If the U.S. were not a net importer, then even if the added spending by consumers was exactly equal to the reduced spending by producers, the result could still end up being a net drop in GDP. The reason is that if I buy another restaurant meal in New York, that’s not much help to someone who was counting on selling sand (or for that matter even restaurant meals) to frackers in Texas. As enterprises that were selling items to those working in oil production see a drop in their demand, they may end up laying-off some of their own workers. As a result of those layoffs, the net loss in Texas could exceed the gains in New York. In a 1988 paper I showed that in an economy that produced all its own oil, an oil price decline could lead to higher total unemployment, in part because it takes time for people in the oil-producing regions to move to the areas where the jobs are now available.

For a net oil importer like the United States, the direct dollar gains to consumers exceed the dollar losses to domestic producers.

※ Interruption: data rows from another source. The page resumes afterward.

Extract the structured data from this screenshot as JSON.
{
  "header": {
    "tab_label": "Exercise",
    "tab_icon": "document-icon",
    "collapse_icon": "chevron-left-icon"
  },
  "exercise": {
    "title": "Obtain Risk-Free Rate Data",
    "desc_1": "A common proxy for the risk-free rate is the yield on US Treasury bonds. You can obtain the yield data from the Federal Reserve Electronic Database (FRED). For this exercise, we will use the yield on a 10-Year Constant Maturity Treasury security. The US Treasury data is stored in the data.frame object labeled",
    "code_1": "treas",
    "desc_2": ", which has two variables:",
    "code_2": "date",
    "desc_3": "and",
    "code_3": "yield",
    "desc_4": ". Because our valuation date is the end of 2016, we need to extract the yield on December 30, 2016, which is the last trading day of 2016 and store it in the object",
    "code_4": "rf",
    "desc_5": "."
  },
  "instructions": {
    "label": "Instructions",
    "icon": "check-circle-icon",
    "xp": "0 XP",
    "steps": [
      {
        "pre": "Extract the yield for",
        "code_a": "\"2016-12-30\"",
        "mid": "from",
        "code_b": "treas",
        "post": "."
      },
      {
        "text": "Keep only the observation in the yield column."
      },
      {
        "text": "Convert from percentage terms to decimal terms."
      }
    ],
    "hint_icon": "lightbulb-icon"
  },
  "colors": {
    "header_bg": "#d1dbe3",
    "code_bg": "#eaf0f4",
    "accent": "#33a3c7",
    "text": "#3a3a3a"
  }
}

Even so, multiplier effects from displaced workers and capital in the oil sector could end up eating away at some of those net gains. When oil prices collapsed in 1986 we saw no boom in the national U.S. economy, and in fact Texas and other oil-producing states experienced their own recession.

On the other hand, when oil prices spike up rapidly the result is unemployed labor and capital in sectors like autos and their suppliers. Furthermore, in the days before fracking there was a much longer lead time between an increase in oil prices and an increase in spending by oil producers. The result was an unambiguous net negative shock to GDP from a big upward spike in oil prices. The oil price shocks of 1973, 1979, 1980, 1990, and 2007 were all followed by economic recessions. In a recent paper I surveyed a number of academic studies that concluded that while a sharp increase in oil prices can reduce U.S. GDP growth, it’s harder to see evidence of significant net gains for U.S. GDP from a sharp decline in oil prices

It looks like we’ve just added some more data to support that conclusion.